Health information exchanges (HIEs) have to provide a good business reason for existing explained panelists at the HIE Symposium at the Healthcare Information and Management Systems Society (HIMSS) Conference in Chicago.
Speaking on the panel, Interoperability and Innovative Health Information Exchange, was David Watson, the CEO of the California-based HIE, CAL Index and Joel Vengco, Vice President and CIO at the Springfield, Mass.-based Baystate Health, which runs a regional HIE, Pioneer Valley Information Exchange (PVIX). Watson told attendees of the symposium that HIEs that are simply there to provide a public good will fail. They need a good business reason to sustain.
“Our business proposition is a lot more finely honed than a lot of HIEs. I’ve seen a lot of HIEs talk about how ‘sharing data is a good thing so we should share data.’ Well that’s commendable but people won’t pay you for that,” Watson said. “That’s why so many HIEs have failed over the last 10 years.”

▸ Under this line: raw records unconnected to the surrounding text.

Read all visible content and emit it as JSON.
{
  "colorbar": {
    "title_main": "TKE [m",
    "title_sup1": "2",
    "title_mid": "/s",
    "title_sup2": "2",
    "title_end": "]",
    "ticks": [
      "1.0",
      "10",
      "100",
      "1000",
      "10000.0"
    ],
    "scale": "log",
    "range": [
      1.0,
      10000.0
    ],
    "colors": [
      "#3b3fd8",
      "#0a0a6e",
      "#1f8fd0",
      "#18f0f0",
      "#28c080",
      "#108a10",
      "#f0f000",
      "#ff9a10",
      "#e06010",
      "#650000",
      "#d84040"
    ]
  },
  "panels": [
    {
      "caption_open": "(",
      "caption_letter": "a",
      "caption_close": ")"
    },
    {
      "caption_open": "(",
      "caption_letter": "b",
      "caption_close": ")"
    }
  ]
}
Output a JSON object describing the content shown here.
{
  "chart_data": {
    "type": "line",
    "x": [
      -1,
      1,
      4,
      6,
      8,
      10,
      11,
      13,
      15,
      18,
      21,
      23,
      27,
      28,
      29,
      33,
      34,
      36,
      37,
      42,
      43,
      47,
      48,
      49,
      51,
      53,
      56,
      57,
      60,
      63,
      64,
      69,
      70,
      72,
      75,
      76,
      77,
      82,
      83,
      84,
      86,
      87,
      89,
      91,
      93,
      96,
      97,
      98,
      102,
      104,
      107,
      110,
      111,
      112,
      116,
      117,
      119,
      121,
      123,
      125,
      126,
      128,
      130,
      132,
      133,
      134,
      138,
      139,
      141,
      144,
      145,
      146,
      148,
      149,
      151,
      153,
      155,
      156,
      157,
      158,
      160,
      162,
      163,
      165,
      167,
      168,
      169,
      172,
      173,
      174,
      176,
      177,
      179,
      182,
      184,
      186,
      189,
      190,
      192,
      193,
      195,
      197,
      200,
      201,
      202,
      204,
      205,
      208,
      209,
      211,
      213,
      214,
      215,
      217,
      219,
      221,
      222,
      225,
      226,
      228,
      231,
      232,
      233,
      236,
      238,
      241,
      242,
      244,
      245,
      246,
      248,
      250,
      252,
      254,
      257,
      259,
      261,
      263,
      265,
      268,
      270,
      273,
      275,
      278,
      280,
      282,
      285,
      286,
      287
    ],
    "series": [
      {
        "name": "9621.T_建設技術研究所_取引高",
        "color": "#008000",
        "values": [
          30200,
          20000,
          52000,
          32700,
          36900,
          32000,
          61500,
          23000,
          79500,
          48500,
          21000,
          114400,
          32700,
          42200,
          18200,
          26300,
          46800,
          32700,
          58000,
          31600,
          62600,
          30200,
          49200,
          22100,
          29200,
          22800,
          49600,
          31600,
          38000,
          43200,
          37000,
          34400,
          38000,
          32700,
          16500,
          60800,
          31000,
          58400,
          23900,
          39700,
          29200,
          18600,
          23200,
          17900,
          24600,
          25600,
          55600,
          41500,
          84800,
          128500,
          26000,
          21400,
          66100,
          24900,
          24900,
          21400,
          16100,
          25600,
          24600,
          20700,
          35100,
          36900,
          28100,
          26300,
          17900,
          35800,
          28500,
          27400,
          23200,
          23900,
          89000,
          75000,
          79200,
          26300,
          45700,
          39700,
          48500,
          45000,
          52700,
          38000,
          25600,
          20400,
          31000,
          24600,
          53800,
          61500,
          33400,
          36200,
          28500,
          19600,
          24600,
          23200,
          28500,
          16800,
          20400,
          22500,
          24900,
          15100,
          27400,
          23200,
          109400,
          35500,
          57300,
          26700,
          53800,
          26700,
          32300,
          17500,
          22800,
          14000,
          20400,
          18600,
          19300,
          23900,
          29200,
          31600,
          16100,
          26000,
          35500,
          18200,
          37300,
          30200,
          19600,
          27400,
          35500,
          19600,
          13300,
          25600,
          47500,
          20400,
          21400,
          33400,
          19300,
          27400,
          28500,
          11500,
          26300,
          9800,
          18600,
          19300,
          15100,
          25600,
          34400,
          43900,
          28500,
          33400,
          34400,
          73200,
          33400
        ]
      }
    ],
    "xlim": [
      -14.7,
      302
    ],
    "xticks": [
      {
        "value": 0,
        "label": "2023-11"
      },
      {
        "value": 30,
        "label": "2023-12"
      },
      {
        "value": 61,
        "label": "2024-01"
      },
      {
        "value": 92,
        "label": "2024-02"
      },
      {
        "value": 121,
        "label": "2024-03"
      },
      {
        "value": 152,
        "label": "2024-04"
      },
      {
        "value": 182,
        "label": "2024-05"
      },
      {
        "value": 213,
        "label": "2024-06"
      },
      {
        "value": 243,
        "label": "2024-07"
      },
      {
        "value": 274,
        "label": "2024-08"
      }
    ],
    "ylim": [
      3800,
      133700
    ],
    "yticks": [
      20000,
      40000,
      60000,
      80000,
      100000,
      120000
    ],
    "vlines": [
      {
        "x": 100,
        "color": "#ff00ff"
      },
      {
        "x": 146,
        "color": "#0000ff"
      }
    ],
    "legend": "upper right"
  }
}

Watson and Vengco talked about where their HIEs are providing services to ensure that members will pay for it. Watson’s CAL Index, which was propped up last year by major payers in the state and has connected 10 million in the state already, is appealing to the state’s drive towards risk-based sharing models. “Our value proposition is the data itself and the work we do to bring it together,” he said.
Because it’s payer and provider data, brought together in a longitudinal patient record through a repository model, stakeholders can share and use actionable data to manage risk. He said that the state has approximately 70 ACOs. In the future, Watson says they’ll link other sources of community data—such as registries—to help stakeholders better drive value.
In Massachusetts, Vengco’s provider-led HIE similarly understands that stakeholders aren’t going to pay for just data exchange. Instead of focusing on analytics and risk-based sharing models, PVIX is going a different route to adding value. It’s created a portal for patients to use, which will allow them to input their own data. It’s also in the process of bringing on secure mobile texting capabilities between providers, an image exchange, clinical alerts when a patient goes into the emergency room, and some sort of record exchange through telemedicine capabilities.
Both HIE leaders shared their challenges with developing HIEs, in the area of sustainability and elsewhere. Specifically, they both said that they have to figure out a financial model to bring smaller providers on board when those providers already been paying high fees to interoperate. Vengco said EMR vendors
overcharging smaller providers to extract data is the biggest hinder to interoperability.
“In our membership alone we have five-doc to 25-doc to 85-doc practices all being charged the same for extraction of data, sometimes $15-25,000 in transaction fees. I can’t be expected to charge them a subscription fee year-after-year if they have all these other charges associated with their desire to interoperate as well,” Vengco said.
Watson concurred that a plan needed to be developed to bring on non-hospitals and health systems into the HIE. His plan for CAL Index is to attract the largest health systems first then go after the smaller providers. He said they’ll have to subsidize the smaller providers in some way, but it can’t be free. “Free is not a good price point,” he said.
He agreed with Vengco that a huge issue was EMR vendors
charging substantial fees for the extraction of data. Watson said he plans to talk with those vendors
that operate in that space and see if they can provide lower fees at a fixed price in exchange for leveraging CAL Index’s market power.